The treasury of St. Anne’s, accessible by special permission, has retained a considerable number of goldsmiths' works, the earliest dating back to the beginning of the 17th century. Most of them were made in Kraków, but there are also works from Wrocław, Nuremberg and from Hungary. These include a unique medieval glass vase connected with St. John of Kęty.

The reliquary for the head of St. John of Kęty, which is of exceptional artistic quality, was wrought in 1695 by the Kraków goldsmith Jan Ceypler, funded by the University scholars. It is in the form of an octagonal box covered with a cupola and viewer. On its walls there are scenes from the life of St. John, some of them taking place in the Collegium Maius. The corners of the reliquary are decorated with figures personifying the Beatitudes and believed to symbolise the Saint’s virtues.

The hand-shaped reliquary of St. John of Kęty was made at a slightly earlier date, before the middle of the 17th century. The radiant monstrance, commissioned in 1717 by the Kraków townswoman Konstancja Puczkowa, is of exceptional beauty. The monstrance is unique because of the statuette of St. John of Kęty beneath the glory and crossed sceptres under the crown, which is the coat of arms of the Jagiellonian University. The cloak of St. John of Kęty, kept in an 18th-century box, has also been preserved.

The foundation charter of the Collegiate Church, dating back to 1535, has also been preserved until now. So have numerous liturgical vestments, the earliest dating from the early 17th century. One precious object is an embroidered red set consisting of a chasuble, a pair of Dalmatians and cope, which according to tradition, was given by King John III Sobieski. Two panaches are also linked with that king. Other chasubles include Italian and Middle Eastern fabrics and even a Polish kontush sash, a traditional element of a nobleman’s robe, made in the second half of the 18th century by Paschalis.

A good many historical objects have survived in the collections of the Collegiate Church, these being paintings of St. John of Kęty and 17th century portraits of university professors, which were once set in epitaphs.

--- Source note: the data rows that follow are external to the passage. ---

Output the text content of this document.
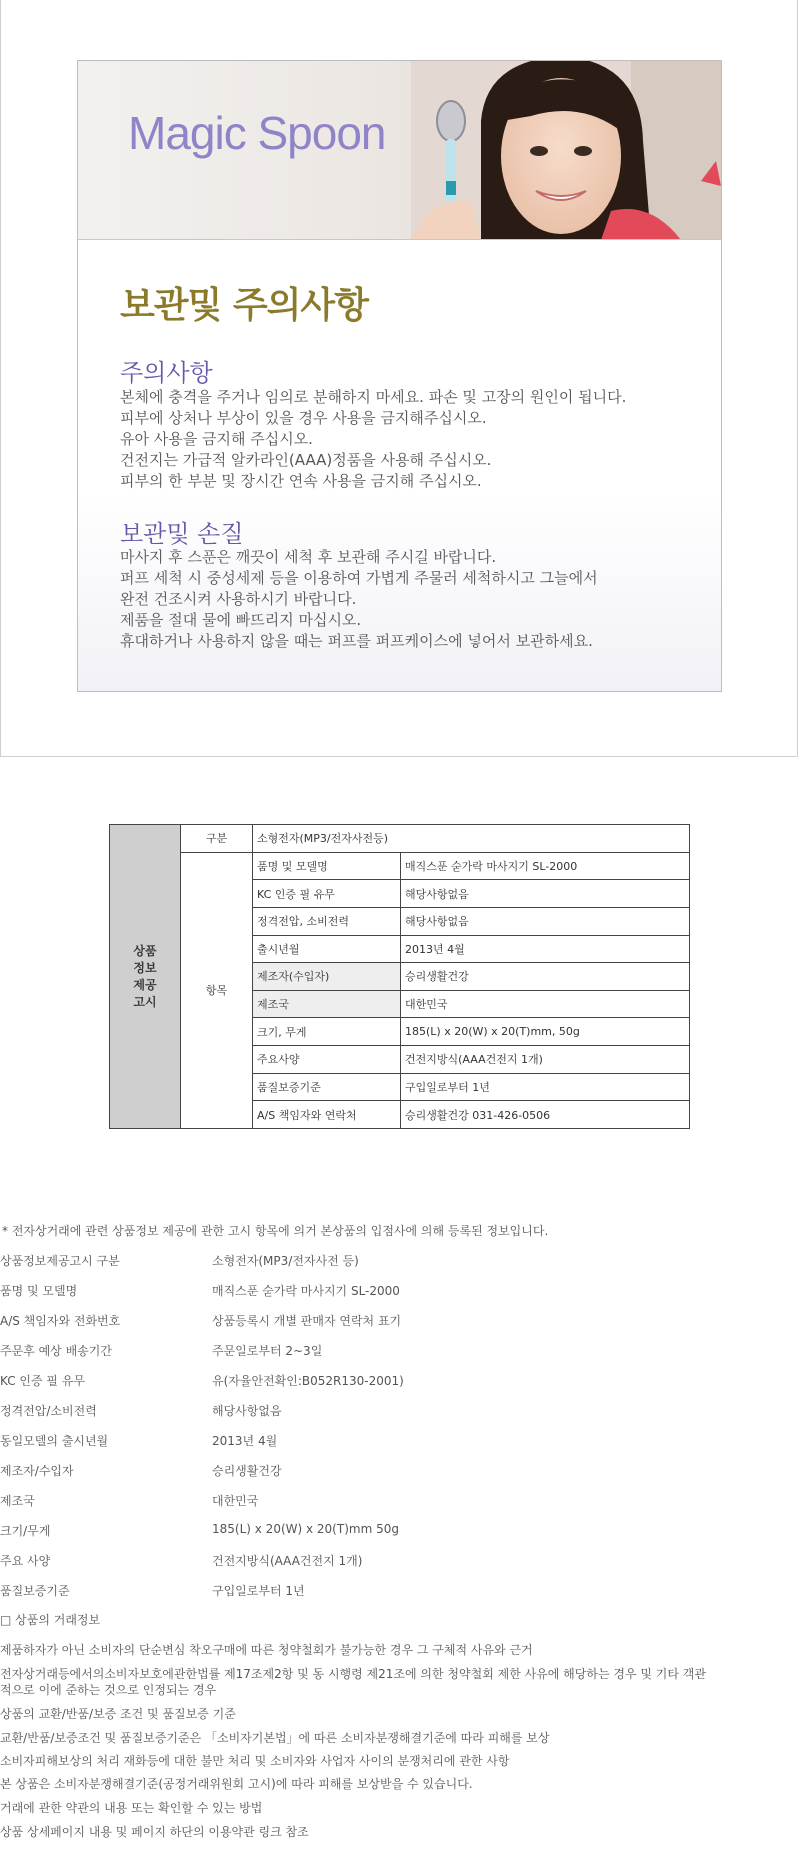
Magic Spoon
보관및 주의사항
주의사항
본체에 충격을 주거나 임의로 분해하지 마세요. 파손 및 고장의 원인이 됩니다.
피부에 상처나 부상이 있을 경우 사용을 금지해주십시오.
유아 사용을 금지해 주십시오.
건전지는 가급적 알카라인(AAA)정품을 사용해 주십시오.
피부의 한 부분 및 장시간 연속 사용을 금지해 주십시오.
보관및 손질
마사지 후 스푼은 깨끗이 세척 후 보관해 주시길 바랍니다.
퍼프 세척 시 중성세제 등을 이용하여 가볍게 주물러 세척하시고 그늘에서
완전 건조시켜 사용하시기 바랍니다.
제품을 절대 물에 빠뜨리지 마십시오.
휴대하거나 사용하지 않을 때는 퍼프를 퍼프케이스에 넣어서 보관하세요.
상품
정보
제공
고시	구분	소형전자(MP3/전자사전등)	
	항목	품명 및 모델명	매직스푼 숟가락 마사지기 SL-2000
		KC 인증 필 유무	해당사항없음
		정격전압, 소비전력	해당사항없음
		출시년월	2013년 4월
		제조자(수입자)	승리생활건강
		제조국	대한민국
		크기, 무게	185(L) x 20(W) x 20(T)mm, 50g
		주요사양	건전지방식(AAA건전지 1개)
		품질보증기준	구입일로부터 1년
		A/S 책임자와 연락처	승리생활건강 031-426-0506
* 전자상거래에 관련 상품정보 제공에 관한 고시 항목에 의거 본상품의 입점사에 의해 등록된 정보입니다.
상품정보제공고시 구분	소형전자(MP3/전자사전 등)
품명 및 모델명	매직스푼 숟가락 마사지기 SL-2000
A/S 책임자와 전화번호	상품등록시 개별 판매자 연락처 표기
주문후 예상 배송기간	주문일로부터 2~3일
KC 인증 필 유무	유(자율안전확인:B052R130-2001)
정격전압/소비전력	해당사항없음
동일모델의 출시년월	2013년 4월
제조자/수입자	승리생활건강
제조국	대한민국
크기/무게	185(L) x 20(W) x 20(T)mm 50g
주요 사양	건전지방식(AAA건전지 1개)
품질보증기준	구입일로부터 1년
□ 상품의 거래정보
제품하자가 아닌 소비자의 단순변심 착오구매에 따른 청약철회가 불가능한 경우 그 구체적 사유와 근거
전자상거래등에서의소비자보호에관한법률 제17조제2항 및 동 시행령 제21조에 의한 청약철회 제한 사유에 해당하는 경우 및 기타 객관
적으로 이에 준하는 것으로 인정되는 경우
상품의 교환/반품/보증 조건 및 품질보증 기준
교환/반품/보증조건 및 품질보증기준은 「소비자기본법」에 따른 소비자분쟁해결기준에 따라 피해를 보상
소비자피해보상의 처리 재화등에 대한 불만 처리 및 소비자와 사업자 사이의 분쟁처리에 관한 사항
본 상품은 소비자분쟁해결기준(공정거래위원회 고시)에 따라 피해를 보상받을 수 있습니다.
거래에 관한 약관의 내용 또는 확인할 수 있는 방법
상품 상세페이지 내용 및 페이지 하단의 이용약관 링크 참조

Another object of great interest is a drawing depicting the procession on the occasion of the canonisation of St. John of Kęty held in Kraków in 1775. It shows the Church of St. Anne, the neighbouring buildings and the Wawel Castle in the background.

In the chapel of St. John of Kęty there is a marble bust of the Saint made in 1886 by Franciszek Wyspiański, a father of the famous artist Stanisław.

In the crypts there are the tombs of university professors. There are also relics of other Servants of God: Bishop Jan Pietraszko (1911-1988), who was a pastor and auxiliary bishop of the Kraków Archdiocese; Jerzy Ciesielski (1929-1979), a married layman and academic, and Adam Opatowski (1574-1647), a professor and rector of the Kraków Academy.

The Holy Father John Paul II visited the tomb of St. John of Kęty on 8 June 1997, during his meeting with Polish academics in the Collegiate Church of St. Anne.

On leaving St. Anne’s, it is worth visiting the cell of the St. John of Kęty, where he lived as a professor of the Kraków Academy, and which was later changed into a chapel. The cell is located at 8 Św. Anny Street, the entrance being from the Jagiellońska Street. One can see the former sarcophagus of the Saint, a magnificent work of art dating from 1549, and a statue of the Saint. In the basilica of St. Florian in the district of Kleparz there is a banner from the time of the canonisation of St. John of Kęty. The banner has been kept in the chapel built to the honour of the Saint.

The only church dedicated to St. John of Kęty was erected in the district of Widok in 1983-1992. In its altarpiece there is the 18th century painting of St. John in glory. The painting belongs to the Collegiate Church of St. Anne.